More lessons are on the horizon, too. For example, one popular scientific theory held that brain areas for social communication are impaired from day one in children with autism. But it’s now evident that these disruptions don’t emerge until a few months after birth, and that they hit multiple systems, ranging from visual attention to motor coordination, says Mark Johnson, a leader of the BASIS project. Researchers are trying to uncover how these changes consolidate into hallmark social difficulties; perhaps autism traits result from the ways in which the brain compensates for the disruptions, Johnson proposes. Other ideas to explore include Piven’s speculation that an early proliferation of precursor cells leads to rapid expansion in brain surface, and that excessively fast development may be detrimental for maturing neural circuits.
The baby sib findings also suggest that the earliest interventions may prove most successful. Because scientists have no way of knowing in the first year which siblings have autism, they can design early therapies to benefit all of them, Elsabbagh says. Along these lines, the BASIS team has created a home-based program to teach parents to modify their social interactions with their babies. A small randomized controlled trial of the intervention in 2015 showed modest benefits in 7-to-10-month-old infant sibs, indicating “that we are able to shift these risk signs [for autism] very early on in development,” Elsabbagh says.
Another possibility, she notes, is personalized medicine: By combining data on a child’s family background and environment with genetic, behavioral and brain biomarkers, experts might be able to stratify infant sibs into risk categories and tailor therapies.
None of these ideas paid off soon enough to help the Jeffers children. Lisa Jeffers grapples with angst over whether Bradley could have been diagnosed a few months sooner. Yet she still firmly believes in baby sib research. Before their son’s diagnosis — while Lisa Jeffers was pregnant with their third child, Raona — she and her husband enrolled that baby in yet another study. Raona, too, was later diagnosed with autism. With that third diagnosis, Lisa Jeffers says, “it was like someone ripping your heart out and stomping on it.”
The UC Davis team diagnosed Raona at 19 months, before her parents recognized the signs, and she started therapy when she turned 2. She has done so well that now, at age 5, her autism often isn’t obvious to a casual observer.
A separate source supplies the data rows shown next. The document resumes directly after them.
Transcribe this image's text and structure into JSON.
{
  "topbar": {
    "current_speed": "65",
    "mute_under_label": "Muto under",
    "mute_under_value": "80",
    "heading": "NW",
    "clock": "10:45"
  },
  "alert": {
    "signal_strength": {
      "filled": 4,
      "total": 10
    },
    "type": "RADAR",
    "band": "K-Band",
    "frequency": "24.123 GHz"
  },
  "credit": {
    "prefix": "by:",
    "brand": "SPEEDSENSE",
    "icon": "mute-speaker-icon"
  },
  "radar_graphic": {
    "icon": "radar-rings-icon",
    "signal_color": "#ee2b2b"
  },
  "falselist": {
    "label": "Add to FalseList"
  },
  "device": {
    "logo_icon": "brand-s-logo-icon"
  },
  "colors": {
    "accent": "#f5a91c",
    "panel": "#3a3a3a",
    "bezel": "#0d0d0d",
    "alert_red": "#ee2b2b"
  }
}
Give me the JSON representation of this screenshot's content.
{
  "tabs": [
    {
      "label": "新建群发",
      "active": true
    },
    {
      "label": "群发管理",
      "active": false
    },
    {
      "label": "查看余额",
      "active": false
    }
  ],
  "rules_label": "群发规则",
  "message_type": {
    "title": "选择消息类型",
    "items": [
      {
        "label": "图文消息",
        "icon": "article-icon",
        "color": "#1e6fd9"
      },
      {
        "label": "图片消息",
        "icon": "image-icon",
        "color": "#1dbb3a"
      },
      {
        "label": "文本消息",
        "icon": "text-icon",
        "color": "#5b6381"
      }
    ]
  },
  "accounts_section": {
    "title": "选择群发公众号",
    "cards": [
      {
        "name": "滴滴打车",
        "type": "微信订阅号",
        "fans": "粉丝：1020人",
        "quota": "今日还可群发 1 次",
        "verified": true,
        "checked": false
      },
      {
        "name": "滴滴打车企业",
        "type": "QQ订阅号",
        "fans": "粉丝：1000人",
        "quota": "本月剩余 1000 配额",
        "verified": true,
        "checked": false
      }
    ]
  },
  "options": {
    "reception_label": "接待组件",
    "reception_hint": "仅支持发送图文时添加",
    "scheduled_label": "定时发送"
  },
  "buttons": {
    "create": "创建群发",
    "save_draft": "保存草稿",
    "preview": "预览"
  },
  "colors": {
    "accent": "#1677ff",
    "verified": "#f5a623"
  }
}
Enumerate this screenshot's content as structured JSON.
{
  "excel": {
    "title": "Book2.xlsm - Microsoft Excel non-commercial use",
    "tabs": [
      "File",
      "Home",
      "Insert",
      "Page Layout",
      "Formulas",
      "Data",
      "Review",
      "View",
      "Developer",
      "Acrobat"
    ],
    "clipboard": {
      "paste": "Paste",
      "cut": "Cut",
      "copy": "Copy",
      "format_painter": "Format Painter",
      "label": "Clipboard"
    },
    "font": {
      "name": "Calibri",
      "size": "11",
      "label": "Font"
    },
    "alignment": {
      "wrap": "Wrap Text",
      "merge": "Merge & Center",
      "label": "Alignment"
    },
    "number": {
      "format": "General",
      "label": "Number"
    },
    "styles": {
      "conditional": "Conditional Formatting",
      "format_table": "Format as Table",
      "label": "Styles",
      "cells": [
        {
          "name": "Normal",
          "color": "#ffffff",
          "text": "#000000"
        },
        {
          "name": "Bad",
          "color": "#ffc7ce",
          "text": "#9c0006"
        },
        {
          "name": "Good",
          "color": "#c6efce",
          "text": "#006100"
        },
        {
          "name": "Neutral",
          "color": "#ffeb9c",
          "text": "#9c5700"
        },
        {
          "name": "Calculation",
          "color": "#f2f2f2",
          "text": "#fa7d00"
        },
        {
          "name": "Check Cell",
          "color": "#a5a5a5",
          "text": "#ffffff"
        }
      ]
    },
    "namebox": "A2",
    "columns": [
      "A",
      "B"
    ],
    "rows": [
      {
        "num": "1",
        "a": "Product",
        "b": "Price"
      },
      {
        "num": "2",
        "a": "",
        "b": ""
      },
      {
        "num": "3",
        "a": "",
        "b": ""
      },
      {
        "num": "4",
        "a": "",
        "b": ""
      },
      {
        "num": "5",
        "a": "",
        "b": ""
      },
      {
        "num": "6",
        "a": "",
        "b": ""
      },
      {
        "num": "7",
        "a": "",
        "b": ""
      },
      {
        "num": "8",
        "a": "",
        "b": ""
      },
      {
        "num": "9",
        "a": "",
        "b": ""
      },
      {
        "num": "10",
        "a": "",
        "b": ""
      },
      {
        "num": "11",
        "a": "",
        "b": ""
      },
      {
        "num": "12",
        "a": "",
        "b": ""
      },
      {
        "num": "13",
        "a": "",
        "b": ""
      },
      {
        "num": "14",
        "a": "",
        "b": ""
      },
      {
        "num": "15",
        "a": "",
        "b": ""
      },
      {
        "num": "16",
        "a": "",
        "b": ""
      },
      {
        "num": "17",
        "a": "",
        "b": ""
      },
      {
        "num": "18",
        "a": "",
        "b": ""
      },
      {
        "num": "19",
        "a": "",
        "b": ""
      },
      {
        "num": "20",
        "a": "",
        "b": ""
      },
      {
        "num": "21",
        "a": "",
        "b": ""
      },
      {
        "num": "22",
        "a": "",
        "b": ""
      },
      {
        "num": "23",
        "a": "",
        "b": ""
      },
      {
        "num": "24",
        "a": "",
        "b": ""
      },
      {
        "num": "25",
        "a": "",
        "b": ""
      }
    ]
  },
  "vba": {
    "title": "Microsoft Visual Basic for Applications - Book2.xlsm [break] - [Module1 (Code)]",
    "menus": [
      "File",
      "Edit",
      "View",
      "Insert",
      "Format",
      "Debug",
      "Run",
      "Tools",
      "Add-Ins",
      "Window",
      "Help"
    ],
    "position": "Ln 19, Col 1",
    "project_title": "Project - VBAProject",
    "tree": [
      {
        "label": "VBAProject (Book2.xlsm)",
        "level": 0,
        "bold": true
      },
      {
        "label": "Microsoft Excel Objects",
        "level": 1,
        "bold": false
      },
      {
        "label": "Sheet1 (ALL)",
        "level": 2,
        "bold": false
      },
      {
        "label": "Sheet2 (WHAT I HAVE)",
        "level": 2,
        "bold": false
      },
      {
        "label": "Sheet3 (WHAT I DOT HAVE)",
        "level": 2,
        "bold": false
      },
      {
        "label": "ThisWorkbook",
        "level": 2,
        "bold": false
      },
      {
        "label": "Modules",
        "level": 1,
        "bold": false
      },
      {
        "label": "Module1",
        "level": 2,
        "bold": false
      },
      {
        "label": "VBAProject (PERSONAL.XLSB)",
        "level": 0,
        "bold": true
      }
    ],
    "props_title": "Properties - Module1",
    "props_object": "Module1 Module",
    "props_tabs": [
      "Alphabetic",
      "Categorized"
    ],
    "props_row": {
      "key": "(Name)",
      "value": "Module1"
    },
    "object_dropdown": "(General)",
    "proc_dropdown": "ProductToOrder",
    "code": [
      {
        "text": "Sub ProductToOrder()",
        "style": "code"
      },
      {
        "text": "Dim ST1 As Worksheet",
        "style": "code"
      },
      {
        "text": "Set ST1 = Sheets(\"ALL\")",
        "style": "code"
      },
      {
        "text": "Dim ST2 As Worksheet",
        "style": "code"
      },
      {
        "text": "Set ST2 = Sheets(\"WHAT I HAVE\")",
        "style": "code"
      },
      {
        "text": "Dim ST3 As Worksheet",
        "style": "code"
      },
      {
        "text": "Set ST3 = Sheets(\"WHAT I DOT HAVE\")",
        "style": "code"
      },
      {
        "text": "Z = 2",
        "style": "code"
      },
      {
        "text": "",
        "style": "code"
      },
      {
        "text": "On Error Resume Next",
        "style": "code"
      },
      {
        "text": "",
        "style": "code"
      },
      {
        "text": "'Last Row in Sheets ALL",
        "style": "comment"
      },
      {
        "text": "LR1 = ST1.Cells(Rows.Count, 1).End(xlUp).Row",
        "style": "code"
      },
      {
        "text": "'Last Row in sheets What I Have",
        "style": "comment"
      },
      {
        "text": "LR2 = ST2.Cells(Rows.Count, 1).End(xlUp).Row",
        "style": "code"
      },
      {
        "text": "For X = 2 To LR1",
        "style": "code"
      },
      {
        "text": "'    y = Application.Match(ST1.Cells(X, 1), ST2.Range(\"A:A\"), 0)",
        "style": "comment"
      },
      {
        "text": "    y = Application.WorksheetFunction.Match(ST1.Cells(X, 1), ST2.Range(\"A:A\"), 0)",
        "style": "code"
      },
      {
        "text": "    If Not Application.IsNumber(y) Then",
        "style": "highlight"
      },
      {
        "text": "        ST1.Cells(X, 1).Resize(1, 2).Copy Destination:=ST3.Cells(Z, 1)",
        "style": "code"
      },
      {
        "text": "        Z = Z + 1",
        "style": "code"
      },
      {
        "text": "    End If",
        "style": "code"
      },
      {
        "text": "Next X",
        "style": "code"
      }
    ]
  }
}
Having access to experts when she had questions or worries about her children was invaluable, Lisa Jeffers says. And though it may be many more years before baby sib studies yield greater clinical benefits, she would do it again, “if it even just helped one family to get therapy sooner,” she says. “The more people that are involved, the more the researchers are going to be able to understand about autism.” Last March, she browsed the UC Davis website for other studies to which her children, now school-aged, could contribute.